Michelle Winny, Editor of Electronics visits the Defence & Security Equipment International (DSEI) 2013 exhibition to find out about the latest in defence component technology and how the electronics industry is currently serving the critical demands of Mil/Aero applications
A single electronic component seems pretty innocuous on its own but put the right combination together and you could be looking at a lethal killing machine capable of mass destruction; or on the other side of the scale and more hopefully, serving to protect and defend. Of late, the reality of deployment in theatres of war such as Afghanistan and other areas of conflict have placed significant demands on technology companies and their capabilities to provide ‘the right’ solutions for these challenging applications.
Technological advancements have seen electronic components built into nearly every weapons system and piece of equipment. Whilst shrinking device geometries have enabled ever smaller and more integrateable electronics, finding their way onto infantry uniforms, into field equipment and armory vehicles. Examples of some of the latest in component technology being developed for these applications were showcased at the recent Defence & Security Equipment International (DSEI) 2013 exhibition in London. Solutions included a range of Mil/aero ‘D-Sub’ connectors and socket kits launched by component distributor, TTI. This range of connectors is the M24308, which are suited to military applications.
The company has also recently made a significant increase to the size and scale of its European connector assembly service. The facility, at its European Distribution Centre near Munich is now twice the size and is capable of producing seven different connector styles and their many variants. The distributor has also recently expanded the product range it offers and can now also assemble connectors from Amphenol and Souriau. Continuing the offering of specialised connectors for Mil/Aero applications, Amphenol announced that its Black Zinc Nickel connector plating finish is now qualified to MIL-DTL-38999 Series III Class-Z. This is an RoHS compliant conductive and non-reflective black finish that is approved for 500 hours of salt spray endurance.
ITT Corporation showcased the latest customised connector, vibration isolation and shock absorber products from its Cannon, Enidine and KONI brands. Cannon’s Nemesis is a new series of connectors that have a smaller form factors and enhanced sealing technology, that offer maximum connectivity, durability and reliability. As a result this makes the devices well-suited for soldier-wearable and unmanned vehicle applications.

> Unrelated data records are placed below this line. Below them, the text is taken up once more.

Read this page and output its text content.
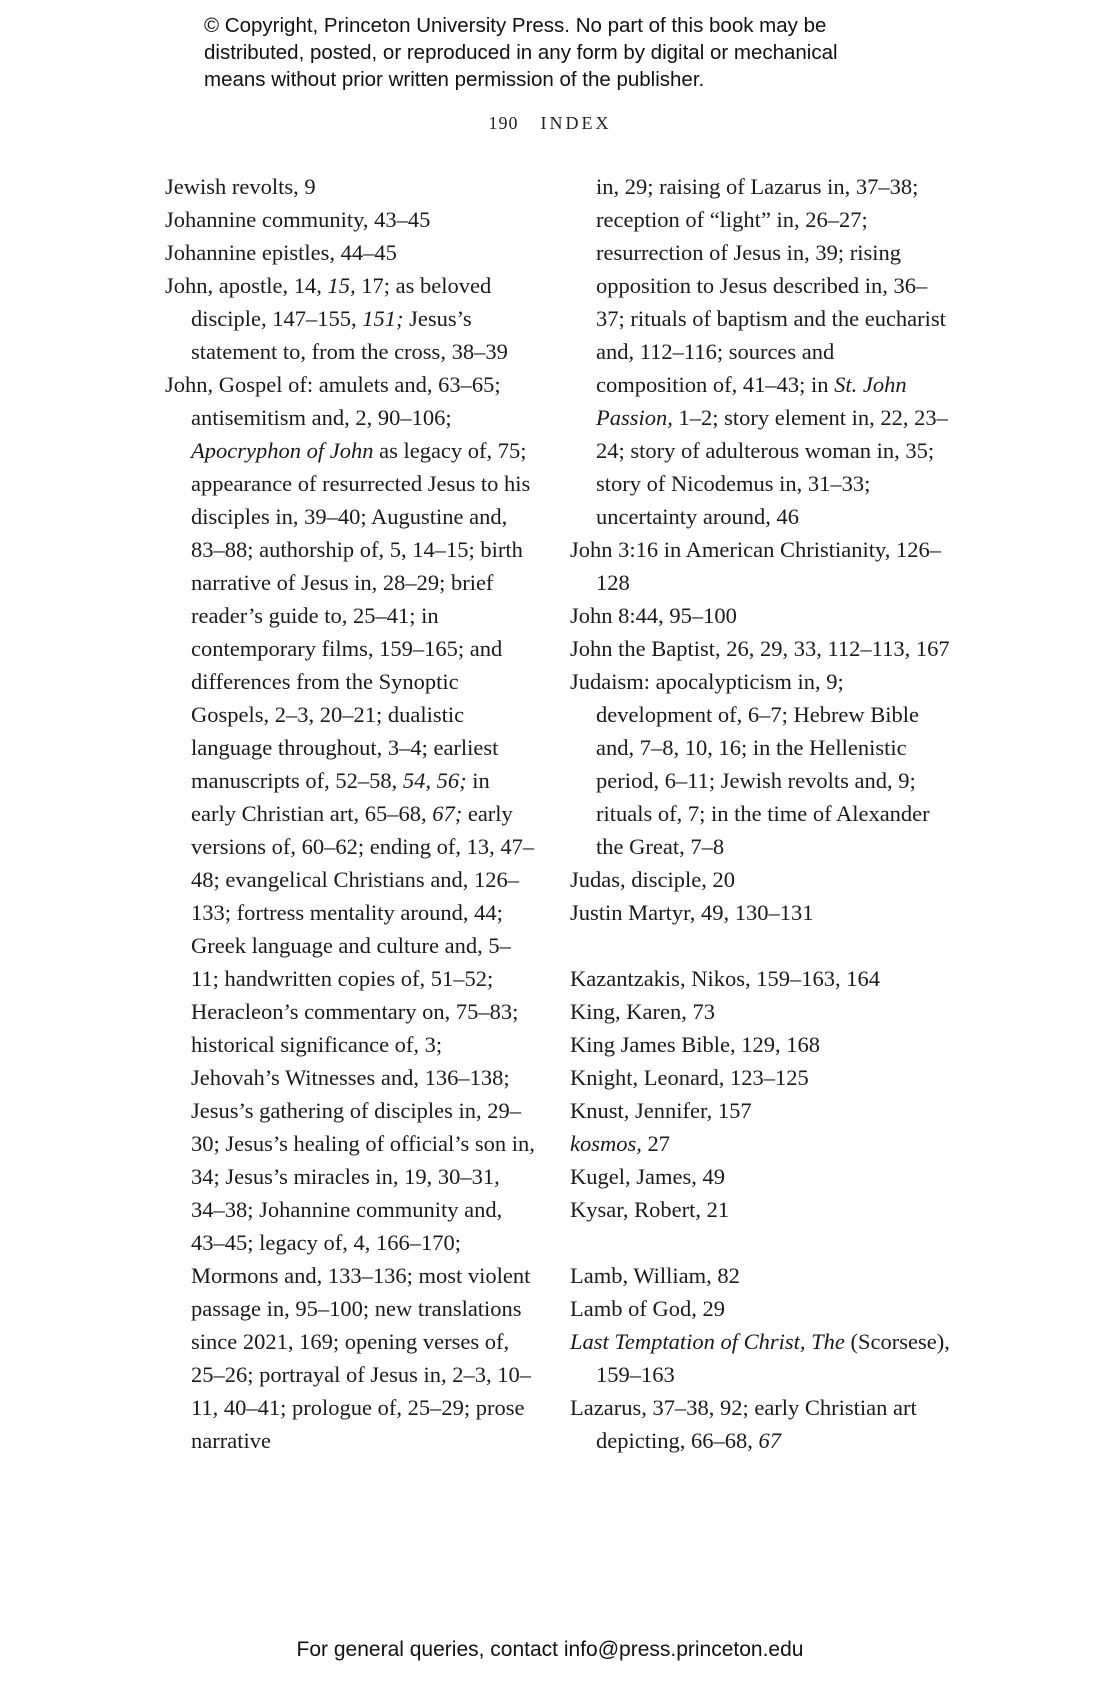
© Copyright, Princeton University Press. No part of this book may be
distributed, posted, or reproduced in any form by digital or mechanical
means without prior written permission of the publisher.
190 INDEX

Jewish revolts, 9

Johannine community, 43–45

Johannine epistles, 44–45

John, apostle, 14, 15, 17; as beloved disciple, 147–155, 151; Jesus’s statement to, from the cross, 38–39

John, Gospel of: amulets and, 63–65; antisemitism and, 2, 90–106; Apocryphon of John as legacy of, 75; appearance of resurrected Jesus to his disciples in, 39–40; Augustine and, 83–88; authorship of, 5, 14–15; birth narrative of Jesus in, 28–29; brief reader’s guide to, 25–41; in contemporary films, 159–165; and differences from the Synoptic Gospels, 2–3, 20–21; dualistic language throughout, 3–4; earliest manuscripts of, 52–58, 54, 56; in early Christian art, 65–68, 67; early versions of, 60–62; ending of, 13, 47–48; evangelical Christians and, 126–133; fortress mentality around, 44; Greek language and culture and, 5–11; handwritten copies of, 51–52; Heracleon’s commentary on, 75–83; historical significance of, 3; Jehovah’s Witnesses and, 136–138; Jesus’s gathering of disciples in, 29–30; Jesus’s healing of official’s son in, 34; Jesus’s miracles in, 19, 30–31, 34–38; Johannine community and, 43–45; legacy of, 4, 166–170; Mormons and, 133–136; most violent passage in, 95–100; new translations since 2021, 169; opening verses of, 25–26; portrayal of Jesus in, 2–3, 10–11, 40–41; prologue of, 25–29; prose narrative

in, 29; raising of Lazarus in, 37–38; reception of “light” in, 26–27; resurrection of Jesus in, 39; rising opposition to Jesus described in, 36–37; rituals of baptism and the eucharist and, 112–116; sources and composition of, 41–43; in St. John Passion, 1–2; story element in, 22, 23–24; story of adulterous woman in, 35; story of Nicodemus in, 31–33; uncertainty around, 46

John 3:16 in American Christianity, 126–128

John 8:44, 95–100

John the Baptist, 26, 29, 33, 112–113, 167

Judaism: apocalypticism in, 9; development of, 6–7; Hebrew Bible and, 7–8, 10, 16; in the Hellenistic period, 6–11; Jewish revolts and, 9; rituals of, 7; in the time of Alexander the Great, 7–8

Judas, disciple, 20

Justin Martyr, 49, 130–131

Kazantzakis, Nikos, 159–163, 164

King, Karen, 73

King James Bible, 129, 168

Knight, Leonard, 123–125

Knust, Jennifer, 157

kosmos, 27

Kugel, James, 49

Kysar, Robert, 21

Lamb, William, 82

Lamb of God, 29

Last Temptation of Christ, The (Scorsese), 159–163

Lazarus, 37–38, 92; early Christian art depicting, 66–68, 67

For general queries, contact info@press.princeton.edu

Frequency control specialist, Euroquartz showcased its range of high reliability crystal and oscillator products. The company also supplies markets where high reliability components are essential. These include crystals and oscillators for electronic systems used in satellites, civil and military aircraft and a broad range of ‘defence related’ equipment.
The company’s EQXO-2000BM range of oscillators offers full MIL screening when required and provides frequencies from 30kHz to 70MHz with frequency stability of ±100ppm or ±50ppm over the full military temperature range. Gaia Converter, a manufacturer of modular power components, released a new family of configurable integrated power supplies. The company’s GPACK device is able to deliver up to 800W without a fan in 24 – 28 VDC avionic, aerospace, military and missile applications. Diamond Microwave, a specialist in high performance microwave power amplifiers, announced the launch of ultra-compact high power solid state power amplifiers in the X-Band and Ku-Band, which are ideal for defence, aerospace and communications applications. The company advises, these solid-state power amplifiers are based on GaN devices, and offer state-of-the-art pulsed power performance coupled with a power-to-volume ratio. The designs are flexible in layout and architecture, and are fully customisable to meet individual specifications for electrical, mechanical and environmental parameters. Amplifiers with pulsed power outputs in excess of 1kW, and with multi-octave bandwidths, are also under development.

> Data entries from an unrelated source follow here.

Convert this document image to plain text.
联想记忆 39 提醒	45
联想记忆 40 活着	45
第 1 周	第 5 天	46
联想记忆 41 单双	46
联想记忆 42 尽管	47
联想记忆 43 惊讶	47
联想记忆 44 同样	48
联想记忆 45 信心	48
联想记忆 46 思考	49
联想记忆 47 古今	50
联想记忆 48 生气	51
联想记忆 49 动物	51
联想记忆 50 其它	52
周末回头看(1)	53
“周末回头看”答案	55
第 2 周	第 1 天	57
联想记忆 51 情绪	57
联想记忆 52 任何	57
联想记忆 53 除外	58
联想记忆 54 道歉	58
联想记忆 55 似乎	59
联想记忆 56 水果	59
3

Link Microtek demonstrated its recently enhanced Azdec infra-red mobile communications system with the introduction of a new battle-helmet headset that offers active noise reduction. This headset is designed to ensure clear audio communication is maintained, offering secure short-range voice communication using infra-red signals. Linear Technology launched its LTM4624, a 14V, 4A step-down µModule (micromodule) regulator. This device includes the DC/DC controller, power switches, inductor and compensation in a single package. Only two external ceramic capacitors (1206 case size) and a resistor (0603 or smaller case size) are required for operation. The device operates from a 4V to 14V input supply, delivering a regulated output adjustable between 0.6V to 5.5V.

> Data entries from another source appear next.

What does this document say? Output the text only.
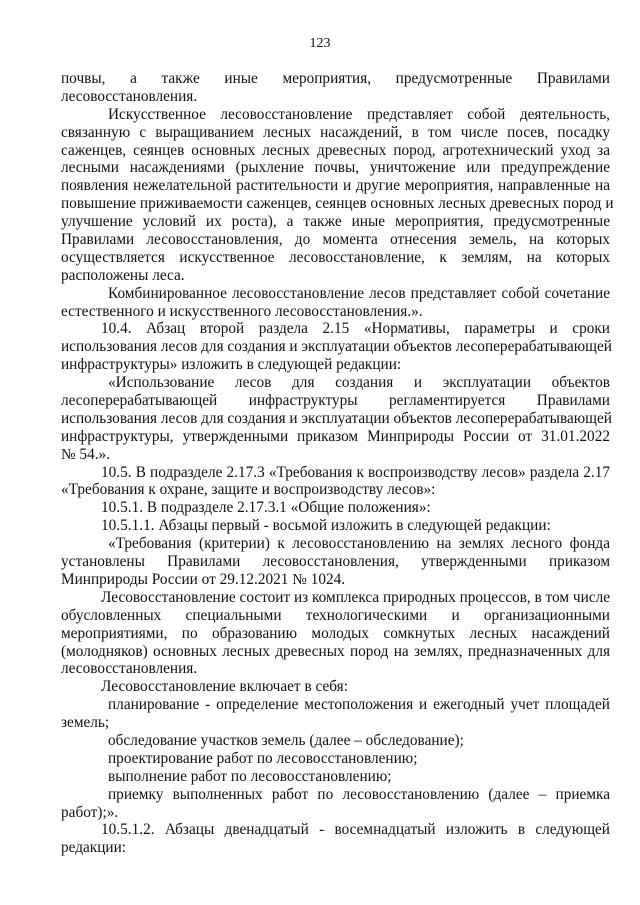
123
почвы, а также иные мероприятия, предусмотренные Правилами
лесовосстановления.
Искусственное лесовосстановление представляет собой деятельность,
связанную с выращиванием лесных насаждений, в том числе посев, посадку
саженцев, сеянцев основных лесных древесных пород, агротехнический уход за
лесными насаждениями (рыхление почвы, уничтожение или предупреждение
появления нежелательной растительности и другие мероприятия, направленные на
повышение приживаемости саженцев, сеянцев основных лесных древесных пород и
улучшение условий их роста), а также иные мероприятия, предусмотренные
Правилами лесовосстановления, до момента отнесения земель, на которых
осуществляется искусственное лесовосстановление, к землям, на которых
расположены леса.
Комбинированное лесовосстановление лесов представляет собой сочетание
естественного и искусственного лесовосстановления.».
10.4. Абзац второй раздела 2.15 «Нормативы, параметры и сроки
использования лесов для создания и эксплуатации объектов лесоперерабатывающей
инфраструктуры» изложить в следующей редакции:
«Использование лесов для создания и эксплуатации объектов
лесоперерабатывающей инфраструктуры регламентируется Правилами
использования лесов для создания и эксплуатации объектов лесоперерабатывающей
инфраструктуры, утвержденными приказом Минприроды России от 31.01.2022
№ 54.».
10.5. В подразделе 2.17.3 «Требования к воспроизводству лесов» раздела 2.17
«Требования к охране, защите и воспроизводству лесов»:
10.5.1. В подразделе 2.17.3.1 «Общие положения»:
10.5.1.1. Абзацы первый - восьмой изложить в следующей редакции:
«Требования (критерии) к лесовосстановлению на землях лесного фонда
установлены Правилами лесовосстановления, утвержденными приказом
Минприроды России от 29.12.2021 № 1024.
Лесовосстановление состоит из комплекса природных процессов, в том числе
обусловленных специальными технологическими и организационными
мероприятиями, по образованию молодых сомкнутых лесных насаждений
(молодняков) основных лесных древесных пород на землях, предназначенных для
лесовосстановления.
Лесовосстановление включает в себя:
планирование - определение местоположения и ежегодный учет площадей
земель;
обследование участков земель (далее – обследование);
проектирование работ по лесовосстановлению;
выполнение работ по лесовосстановлению;
приемку выполненных работ по лесовосстановлению (далее – приемка
работ);».
10.5.1.2. Абзацы двенадцатый - восемнадцатый изложить в следующей
редакции:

Above all, electronics provide capabilities that are critical to defence requirements and the effectiveness and severity of weapons systems are increasingly dependent upon the electronics subsystems they employ. To ensure proper equipment that can handle the demands of the Mil/Aero and defence industry a high performance and innovative industry is essential. The UK electronic component industry is proving its capabilities in these fields, delivering high-tech ¬performance and in many cases providing the soldiers with the tools needed to fulfill their duties. As with many other applications, it is also all about partnerships and finding the right company with the right solution to handle the highly sensitive and demanding nature of the industry.